Here’s a review of this week’s questions:
- What did British scientist Tim Berners-Lee attempt for the first time in 1989?
- What short-lived tech company was founded by Bill Gross in 2013?
- In 2006, Facebook introduced a feature that has been described as, “one of the internet’s biggest distributors of information (and misinformation)”. What was it?
And here are the answers:
- Launching the World Wide Web. Current Professorial Fellow of Computer Science at the University of Oxford and professor at the Massachusetts Institute of Technology, Sir Timothy John Berners-Lee, also known as TimBL, is best known as the “inventor of the World Wide Web.” He accomplished this feat while working at CERN, the European Particle Physics Laboratory, in 1989. His specifications of URIs, HTTP and HTML were refined as Web technology spread. Born in London in 1955, “Sir Tim” (as he is also known) proposed an information management system, and then implemented the first successful communication between an HTTP client and a server via the internet on March 12, 1989. Sounds simple, right? It probably wasn’t.
- GoTo.com. Often referred to as “the Forgotten Search Engine,” GoTo.com was conceived and developed at Pasadena, California-based incubator Idealab, run by Bill Gross. It preceded Google by seven months and set out to build a search engine whose results wouldn’t be overrun by spam. The theory was that it introduced the concept of paid search, where websites could pay for top placement on the GoTo.com results page for a given keyword. GoTo.com was later renamed Overture Services Inc. and was then acquired by Yahoo! to help Yahoo! compete with Google for search engine dominance. And we all know how that turned out.

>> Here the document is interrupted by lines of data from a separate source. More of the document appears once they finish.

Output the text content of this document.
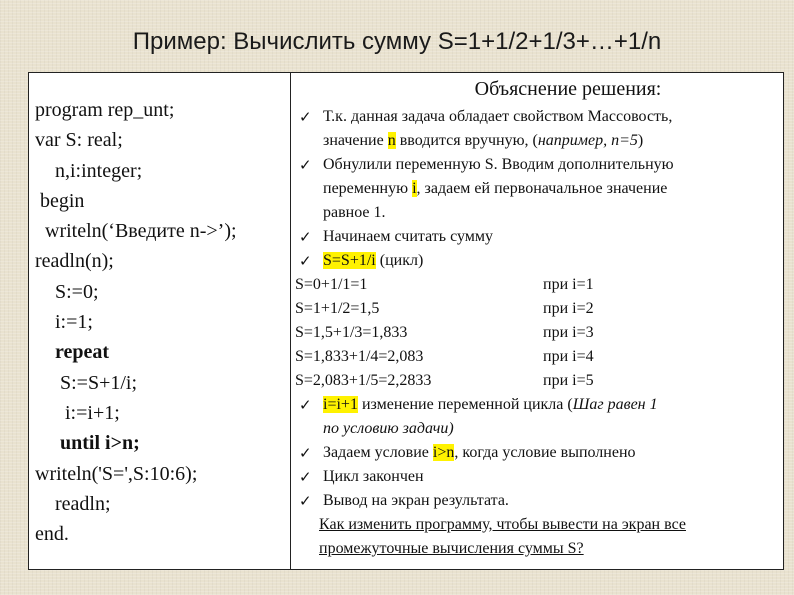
Пример: Вычислить сумму S=1+1/2+1/3+…+1/n
program rep_unt;
var S: real;
n,i:integer;
begin
writeln(‘Введите n->’);
readln(n);
S:=0;
i:=1;
repeat
S:=S+1/i;
i:=i+1;
until i>n;
writeln('S=',S:10:6);
readln;
end.
Объяснение решения:
✓ Т.к. данная задача обладает свойством Массовость,
значение n вводится вручную, (например, n=5)
✓ Обнулили переменную S. Вводим дополнительную
переменную i, задаем ей первоначальное значение
равное 1.
✓ Начинаем считать сумму
✓ S=S+1/i (цикл)
S=0+1/1=1	при i=1
S=1+1/2=1,5	при i=2
S=1,5+1/3=1,833	при i=3
S=1,833+1/4=2,083	при i=4
S=2,083+1/5=2,2833	при i=5
✓ i=i+1 изменение переменной цикла (Шаг равен 1
по условию задачи)
✓ Задаем условие i>n, когда условие выполнено
✓ Цикл закончен
✓ Вывод на экран результата.
Как изменить программу, чтобы вывести на экран все
промежуточные вычисления суммы S?
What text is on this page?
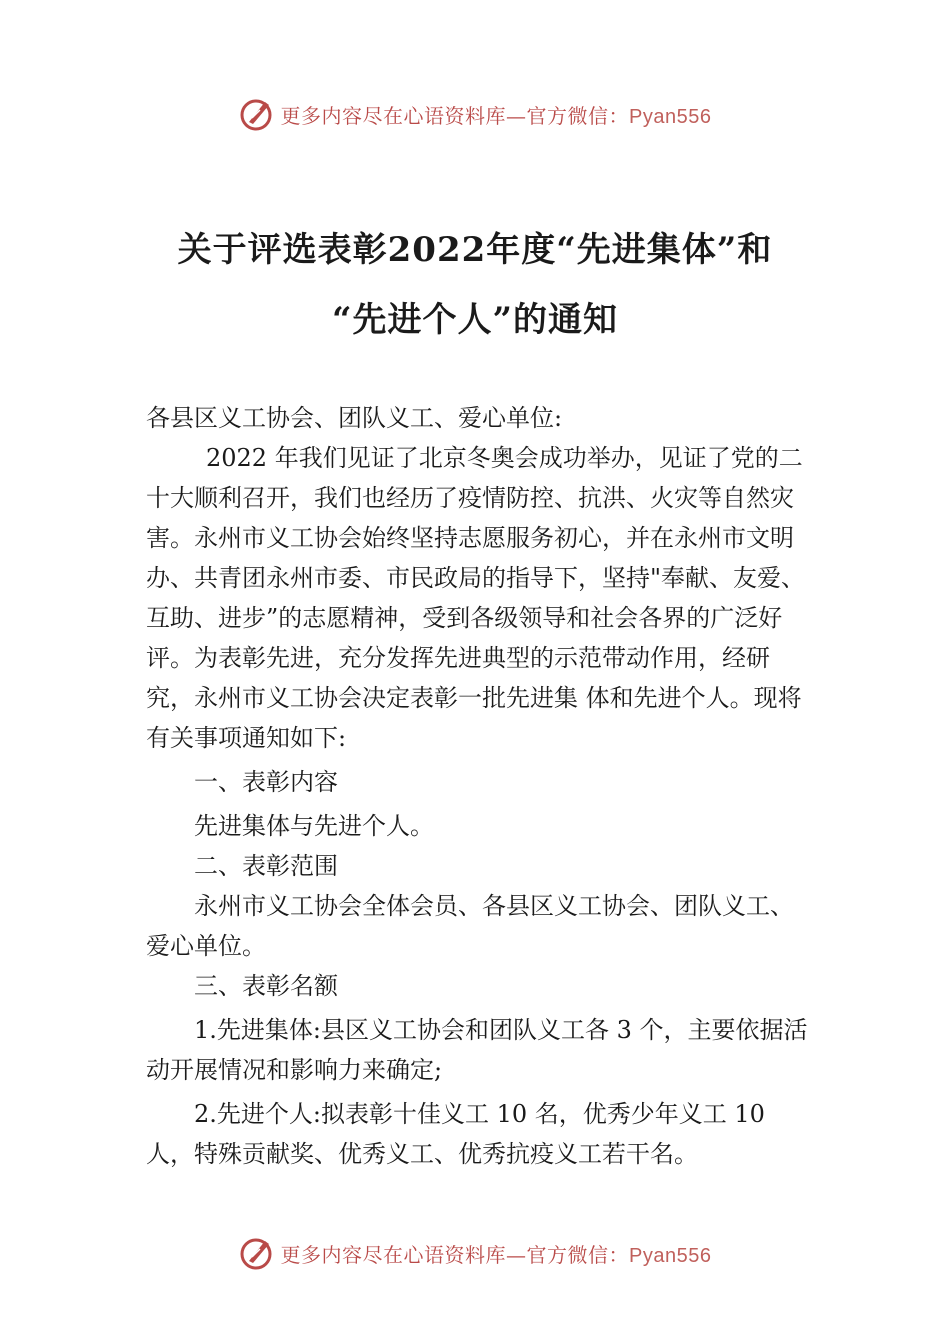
更多内容尽在心语资料库—官方微信：Pyan556
关于评选表彰2022年度“先进集体”和
“先进个人”的通知

各县区义工协会、团队义工、爱心单位:

2022 年我们见证了北京冬奥会成功举办，见证了党的二十大顺利召开，我们也经历了疫情防控、抗洪、火灾等自然灾害。永州市义工协会始终坚持志愿服务初心，并在永州市文明办、共青团永州市委、市民政局的指导下，坚持"奉献、友爱、互助、进步”的志愿精神，受到各级领导和社会各界的广泛好评。为表彰先进，充分发挥先进典型的示范带动作用，经研究，永州市义工协会决定表彰一批先进集 体和先进个人。现将有关事项通知如下:

一、表彰内容

先进集体与先进个人。

二、表彰范围

永州市义工协会全体会员、各县区义工协会、团队义工、爱心单位。

三、表彰名额

1.先进集体:县区义工协会和团队义工各 3 个，主要依据活动开展情况和影响力来确定;

2.先进个人:拟表彰十佳义工 10 名，优秀少年义工 10 人，特殊贡献奖、优秀义工、优秀抗疫义工若干名。

更多内容尽在心语资料库—官方微信：Pyan556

- Facebook news feed. Prior to the news feed, logging in to Facebook would solely access your profile page, which you could update and personalize, but to see others’ pages, you had to manually search for those profiles. With the introduction of the news feed, the homepage was redesigned to show you others’ status updates and uploaded photos. The profile page would also show a mini feed of updates and became known as “the wall.” Later developments would include the “like” button, iPhone integration, and the addition of Messenger to the platform.